Le choix des variantes
Le « conflit entre le bambara et le malinké » n’est pas tranché. Pour certains, le premier n’est qu’une variante du second, alors que pour les autres c’est le contraire. Il faut savoir qu’à un moment la langue du pouvoir était le malinké. Parce qu’une « langue est un dialecte qui a une flotte et une armée ». Celle qui tient l’économie, l’armée. Quant au khassonké, il est né de la rencontre entre le malinké et le peulh.

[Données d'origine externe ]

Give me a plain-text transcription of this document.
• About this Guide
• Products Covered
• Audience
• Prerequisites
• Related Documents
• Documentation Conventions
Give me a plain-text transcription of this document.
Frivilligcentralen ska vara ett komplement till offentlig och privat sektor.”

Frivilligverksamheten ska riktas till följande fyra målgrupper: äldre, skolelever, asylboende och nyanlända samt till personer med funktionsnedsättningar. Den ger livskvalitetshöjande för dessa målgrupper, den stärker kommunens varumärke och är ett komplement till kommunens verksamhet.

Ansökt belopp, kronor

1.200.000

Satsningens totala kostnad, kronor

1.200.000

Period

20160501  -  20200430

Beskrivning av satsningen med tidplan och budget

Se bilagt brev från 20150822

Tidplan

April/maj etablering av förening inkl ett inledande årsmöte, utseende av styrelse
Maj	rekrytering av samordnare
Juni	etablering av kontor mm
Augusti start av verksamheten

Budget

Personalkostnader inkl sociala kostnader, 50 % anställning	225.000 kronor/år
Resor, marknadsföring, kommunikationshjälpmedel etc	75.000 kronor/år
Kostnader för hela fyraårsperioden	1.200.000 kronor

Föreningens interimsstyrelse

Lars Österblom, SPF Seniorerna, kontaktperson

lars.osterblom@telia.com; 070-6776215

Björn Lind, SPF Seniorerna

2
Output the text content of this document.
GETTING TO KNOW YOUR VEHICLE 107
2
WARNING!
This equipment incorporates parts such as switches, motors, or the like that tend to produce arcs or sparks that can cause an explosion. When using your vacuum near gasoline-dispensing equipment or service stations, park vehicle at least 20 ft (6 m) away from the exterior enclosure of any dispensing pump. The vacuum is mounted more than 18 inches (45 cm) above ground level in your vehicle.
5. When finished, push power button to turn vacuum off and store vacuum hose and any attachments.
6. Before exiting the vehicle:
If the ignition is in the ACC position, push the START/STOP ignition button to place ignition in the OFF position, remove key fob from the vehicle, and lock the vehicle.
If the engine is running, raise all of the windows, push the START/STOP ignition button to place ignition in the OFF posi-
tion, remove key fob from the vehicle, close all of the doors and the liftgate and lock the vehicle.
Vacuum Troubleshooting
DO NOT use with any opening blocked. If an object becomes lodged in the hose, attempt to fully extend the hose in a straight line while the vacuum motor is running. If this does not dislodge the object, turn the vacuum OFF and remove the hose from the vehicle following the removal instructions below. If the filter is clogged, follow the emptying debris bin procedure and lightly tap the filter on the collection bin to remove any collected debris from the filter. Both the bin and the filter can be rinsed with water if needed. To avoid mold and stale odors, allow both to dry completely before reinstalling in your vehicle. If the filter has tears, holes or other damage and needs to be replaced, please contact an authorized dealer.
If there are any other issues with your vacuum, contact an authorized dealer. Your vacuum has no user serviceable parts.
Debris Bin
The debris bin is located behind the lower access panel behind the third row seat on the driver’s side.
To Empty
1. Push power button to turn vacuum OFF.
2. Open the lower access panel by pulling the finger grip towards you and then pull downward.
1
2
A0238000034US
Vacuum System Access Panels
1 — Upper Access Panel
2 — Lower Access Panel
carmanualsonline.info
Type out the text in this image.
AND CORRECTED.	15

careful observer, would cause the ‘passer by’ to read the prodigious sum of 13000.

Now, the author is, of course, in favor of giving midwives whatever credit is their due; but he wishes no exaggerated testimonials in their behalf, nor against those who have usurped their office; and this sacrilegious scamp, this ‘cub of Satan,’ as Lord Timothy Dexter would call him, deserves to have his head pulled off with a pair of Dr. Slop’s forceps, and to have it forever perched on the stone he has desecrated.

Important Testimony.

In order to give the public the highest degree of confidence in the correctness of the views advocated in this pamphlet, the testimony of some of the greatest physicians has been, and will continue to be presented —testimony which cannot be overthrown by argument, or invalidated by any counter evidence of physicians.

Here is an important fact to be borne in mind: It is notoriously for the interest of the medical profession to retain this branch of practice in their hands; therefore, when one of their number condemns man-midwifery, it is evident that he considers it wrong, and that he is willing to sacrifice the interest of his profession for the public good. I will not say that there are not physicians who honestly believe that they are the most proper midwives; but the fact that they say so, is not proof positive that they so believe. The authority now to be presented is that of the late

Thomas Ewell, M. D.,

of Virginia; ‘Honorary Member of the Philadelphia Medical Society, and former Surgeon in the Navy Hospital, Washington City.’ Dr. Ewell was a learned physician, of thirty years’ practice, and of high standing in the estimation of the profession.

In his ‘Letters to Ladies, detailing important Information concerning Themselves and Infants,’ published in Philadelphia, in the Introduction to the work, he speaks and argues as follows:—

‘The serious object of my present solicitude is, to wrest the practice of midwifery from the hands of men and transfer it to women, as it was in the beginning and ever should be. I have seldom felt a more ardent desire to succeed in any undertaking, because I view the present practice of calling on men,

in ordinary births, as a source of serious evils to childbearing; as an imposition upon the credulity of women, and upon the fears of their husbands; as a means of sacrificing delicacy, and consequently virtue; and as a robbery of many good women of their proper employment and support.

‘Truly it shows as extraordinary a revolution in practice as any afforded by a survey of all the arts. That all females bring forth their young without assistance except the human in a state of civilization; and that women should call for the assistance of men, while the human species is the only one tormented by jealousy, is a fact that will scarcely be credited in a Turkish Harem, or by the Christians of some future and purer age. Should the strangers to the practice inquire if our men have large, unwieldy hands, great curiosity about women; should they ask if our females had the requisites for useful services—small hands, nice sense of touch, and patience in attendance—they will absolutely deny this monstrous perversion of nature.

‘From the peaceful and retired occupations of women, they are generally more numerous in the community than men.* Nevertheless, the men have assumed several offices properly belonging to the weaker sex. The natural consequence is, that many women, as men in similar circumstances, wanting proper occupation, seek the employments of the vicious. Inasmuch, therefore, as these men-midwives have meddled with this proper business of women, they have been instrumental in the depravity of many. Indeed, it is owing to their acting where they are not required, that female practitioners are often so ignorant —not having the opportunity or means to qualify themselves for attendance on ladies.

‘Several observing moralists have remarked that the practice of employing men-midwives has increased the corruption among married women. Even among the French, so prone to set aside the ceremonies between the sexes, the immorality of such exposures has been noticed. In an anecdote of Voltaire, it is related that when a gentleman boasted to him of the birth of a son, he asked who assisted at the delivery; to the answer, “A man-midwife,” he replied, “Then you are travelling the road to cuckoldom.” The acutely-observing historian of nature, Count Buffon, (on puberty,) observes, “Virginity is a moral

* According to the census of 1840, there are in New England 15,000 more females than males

Pour les 13 langues nationales du Mali, le choix de la variante « instrumentée » est souvent fait de façon objective, ou non. Souvent, la variante standard n’est pas forcément celle qui est la plus répandue. C’est celle qui a connu le plus d’écriture, comme le dogo so chez les Dogons. Pour les cas particuliers du sénoufo (syamara) et du minianka (mamara), les deux ont été reconnus comme langues nationales alors qu’en réalité l’un n’est que la variante de l’autre. C’est à défaut de pouvoir étudier l’intercompréhension entre les deux pour déterminer la langue la plus répandue qu’elles ont été choisies.